US defence secretary Lloyd Austin has sought to tamp down any discord between America and its allies over the massive leak of classified documents.
He addressed the subject in his opening remarks at a meeting on Friday between defence leaders from around the world to co-ordinate additional military aid to Ukraine.
The move underscored the gravity of the situation, since many of the documents distributed online revealed details on the status of the war in Ukraine and the ongoing delivery of weapons and other equipment to Ukrainian forces in battle — intelligence matters the other defence officials are keenly involved in.
“I take this issue very seriously,” Mr Austin said at the start of the daylong session at Ramstein Air Base in Germany.
Mr Austin said he had spoken to allies and partners about the matter, adding: “I’ve been struck by your solidarity and your commitment to reject efforts to divide us.
“And we will not let anything fracture our unity.”
The meeting marks the one-year anniversary of the creation by Mr Austin of the Ukraine Defence Contact Group.
It is the 11th time the defence leaders have met to co-ordinate aid to the invaded country.
They have vowed to support Ukraine in its fight against Russian forces for as long as it takes.
But the document leaks pose a multi-pronged concern.
Some allies in the room may be more wary about sharing intelligence and other information with the US. fearing it might spill out to the public.
Others may worry that the US will clamp down on its own dissemination of intelligence involving the war, leaving them less informed.
The unease comes at a crucial time.
Ukrainian leaders are gearing up for the launch of a spring counteroffensive to try and take back territory gained by the Russians, hoping to give Kyiv a stronger position if the warring sides try to negotiate peace.

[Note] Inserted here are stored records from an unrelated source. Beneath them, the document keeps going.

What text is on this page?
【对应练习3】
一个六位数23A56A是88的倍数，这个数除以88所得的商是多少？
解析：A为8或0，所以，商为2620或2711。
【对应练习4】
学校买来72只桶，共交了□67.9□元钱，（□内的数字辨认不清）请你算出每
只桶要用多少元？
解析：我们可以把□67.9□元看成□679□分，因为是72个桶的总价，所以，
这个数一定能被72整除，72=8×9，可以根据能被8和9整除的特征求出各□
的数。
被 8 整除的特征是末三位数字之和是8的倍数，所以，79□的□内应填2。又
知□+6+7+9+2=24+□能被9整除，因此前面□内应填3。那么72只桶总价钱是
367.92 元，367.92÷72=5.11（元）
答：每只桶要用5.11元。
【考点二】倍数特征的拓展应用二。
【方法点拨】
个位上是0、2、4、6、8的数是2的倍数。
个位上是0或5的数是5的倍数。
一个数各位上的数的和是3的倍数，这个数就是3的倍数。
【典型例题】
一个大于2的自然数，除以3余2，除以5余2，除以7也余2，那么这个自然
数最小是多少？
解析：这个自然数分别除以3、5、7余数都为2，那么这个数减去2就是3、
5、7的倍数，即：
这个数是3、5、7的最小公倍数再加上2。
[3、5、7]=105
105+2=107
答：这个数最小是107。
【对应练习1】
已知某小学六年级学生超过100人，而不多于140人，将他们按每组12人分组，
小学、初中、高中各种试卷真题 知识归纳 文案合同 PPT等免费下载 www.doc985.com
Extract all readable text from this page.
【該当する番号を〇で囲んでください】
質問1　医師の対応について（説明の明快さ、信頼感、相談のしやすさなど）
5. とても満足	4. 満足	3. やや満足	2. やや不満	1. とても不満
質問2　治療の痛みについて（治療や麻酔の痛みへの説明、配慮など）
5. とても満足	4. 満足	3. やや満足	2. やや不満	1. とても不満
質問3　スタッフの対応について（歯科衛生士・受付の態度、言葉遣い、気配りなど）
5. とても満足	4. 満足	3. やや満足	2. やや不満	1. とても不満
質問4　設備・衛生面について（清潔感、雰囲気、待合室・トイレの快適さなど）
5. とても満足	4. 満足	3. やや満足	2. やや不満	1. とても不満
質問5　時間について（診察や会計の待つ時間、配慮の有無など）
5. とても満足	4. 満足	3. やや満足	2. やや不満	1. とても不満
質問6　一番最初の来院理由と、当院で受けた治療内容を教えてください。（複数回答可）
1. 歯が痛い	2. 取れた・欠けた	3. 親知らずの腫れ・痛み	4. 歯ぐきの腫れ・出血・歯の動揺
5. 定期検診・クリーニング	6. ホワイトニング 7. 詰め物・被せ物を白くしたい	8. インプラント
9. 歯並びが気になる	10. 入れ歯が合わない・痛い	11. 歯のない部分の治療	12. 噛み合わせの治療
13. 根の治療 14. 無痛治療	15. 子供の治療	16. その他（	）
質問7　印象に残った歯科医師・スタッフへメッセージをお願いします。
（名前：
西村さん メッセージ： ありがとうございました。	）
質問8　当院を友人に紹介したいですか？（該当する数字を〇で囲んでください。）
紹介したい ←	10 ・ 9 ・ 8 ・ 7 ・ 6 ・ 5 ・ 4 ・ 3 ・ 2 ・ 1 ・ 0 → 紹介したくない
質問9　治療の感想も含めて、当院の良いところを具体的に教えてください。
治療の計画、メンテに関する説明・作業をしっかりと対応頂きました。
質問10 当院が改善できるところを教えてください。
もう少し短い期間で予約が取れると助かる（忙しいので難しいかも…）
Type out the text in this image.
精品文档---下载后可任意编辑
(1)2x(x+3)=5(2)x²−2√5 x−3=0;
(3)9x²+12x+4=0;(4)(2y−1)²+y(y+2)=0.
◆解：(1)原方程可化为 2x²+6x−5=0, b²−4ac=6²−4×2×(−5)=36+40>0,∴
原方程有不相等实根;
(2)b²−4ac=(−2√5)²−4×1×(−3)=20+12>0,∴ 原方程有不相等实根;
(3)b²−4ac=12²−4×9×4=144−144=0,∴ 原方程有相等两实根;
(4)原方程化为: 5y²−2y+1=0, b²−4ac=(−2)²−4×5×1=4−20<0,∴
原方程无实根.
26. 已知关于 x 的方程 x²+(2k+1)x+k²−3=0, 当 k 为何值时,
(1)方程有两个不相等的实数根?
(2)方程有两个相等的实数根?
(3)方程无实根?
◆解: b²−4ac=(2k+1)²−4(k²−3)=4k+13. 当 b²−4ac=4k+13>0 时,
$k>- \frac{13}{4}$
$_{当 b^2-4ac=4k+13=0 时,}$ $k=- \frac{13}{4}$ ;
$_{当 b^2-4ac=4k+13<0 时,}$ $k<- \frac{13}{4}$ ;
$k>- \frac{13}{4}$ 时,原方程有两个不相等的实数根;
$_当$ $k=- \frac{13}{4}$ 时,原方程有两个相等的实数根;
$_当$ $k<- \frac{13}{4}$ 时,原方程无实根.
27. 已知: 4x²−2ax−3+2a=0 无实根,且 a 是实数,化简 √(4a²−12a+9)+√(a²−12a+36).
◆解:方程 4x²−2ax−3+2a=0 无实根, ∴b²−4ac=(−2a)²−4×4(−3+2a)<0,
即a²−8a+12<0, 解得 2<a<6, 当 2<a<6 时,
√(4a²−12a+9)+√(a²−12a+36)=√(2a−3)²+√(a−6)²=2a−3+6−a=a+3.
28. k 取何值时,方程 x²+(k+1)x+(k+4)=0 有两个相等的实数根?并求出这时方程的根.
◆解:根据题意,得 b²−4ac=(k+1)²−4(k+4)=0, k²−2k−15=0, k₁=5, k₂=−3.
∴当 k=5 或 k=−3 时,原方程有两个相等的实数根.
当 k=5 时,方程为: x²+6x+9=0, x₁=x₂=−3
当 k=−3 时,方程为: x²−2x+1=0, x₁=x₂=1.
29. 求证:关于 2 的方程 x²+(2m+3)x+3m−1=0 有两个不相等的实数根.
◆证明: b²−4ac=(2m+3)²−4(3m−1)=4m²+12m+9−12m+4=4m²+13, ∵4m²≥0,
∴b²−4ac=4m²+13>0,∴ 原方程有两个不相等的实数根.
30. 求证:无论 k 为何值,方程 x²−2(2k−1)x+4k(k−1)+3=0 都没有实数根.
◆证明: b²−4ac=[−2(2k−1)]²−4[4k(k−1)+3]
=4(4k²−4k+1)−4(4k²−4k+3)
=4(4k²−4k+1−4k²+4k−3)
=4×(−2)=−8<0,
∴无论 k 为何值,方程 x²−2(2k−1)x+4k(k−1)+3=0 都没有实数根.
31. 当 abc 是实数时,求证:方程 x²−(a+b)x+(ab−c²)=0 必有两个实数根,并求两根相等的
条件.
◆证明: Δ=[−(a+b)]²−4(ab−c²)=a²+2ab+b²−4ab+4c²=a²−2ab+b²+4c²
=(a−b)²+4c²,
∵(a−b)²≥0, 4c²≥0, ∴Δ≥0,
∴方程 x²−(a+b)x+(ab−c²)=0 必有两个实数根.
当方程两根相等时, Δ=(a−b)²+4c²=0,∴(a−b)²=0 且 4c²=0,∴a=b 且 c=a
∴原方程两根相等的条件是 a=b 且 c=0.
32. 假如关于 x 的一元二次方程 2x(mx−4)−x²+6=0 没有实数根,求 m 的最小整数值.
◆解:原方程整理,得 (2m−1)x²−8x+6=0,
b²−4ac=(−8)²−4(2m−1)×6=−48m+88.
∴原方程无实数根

So far, Mr Austin and others have insisted the intelligence leak has not driven a wedge between the US and its allies and partners.
But the breach exposing closely held intelligence has sparked international concern and raised fresh questions about America’s ability to safeguard its secrets.
US airman Jack Teixeira, a member of the Massachusetts Air National Guard, has been charged under the Espionage Act with unauthorised retention and transmission of classified national defence information.
He served as an information technology specialist and held a top secret security clearance, which gave him access to highly classified programmes.
Teixeira, 21, is accused of sharing highly classified military documents about Russia’s war in Ukraine and other top national security issues in a chat room on Discord, a social media platform that started as a hangout for gamers.
US air force leaders said earlier this week that they were investigating how a lone airman could access and distribute possibly hundreds of highly classified documents.
The air force has also taken away the intelligence mission from the Air National Guard 102nd Intelligence Wing based in Cape Cod, where Teixeira served, pending further review.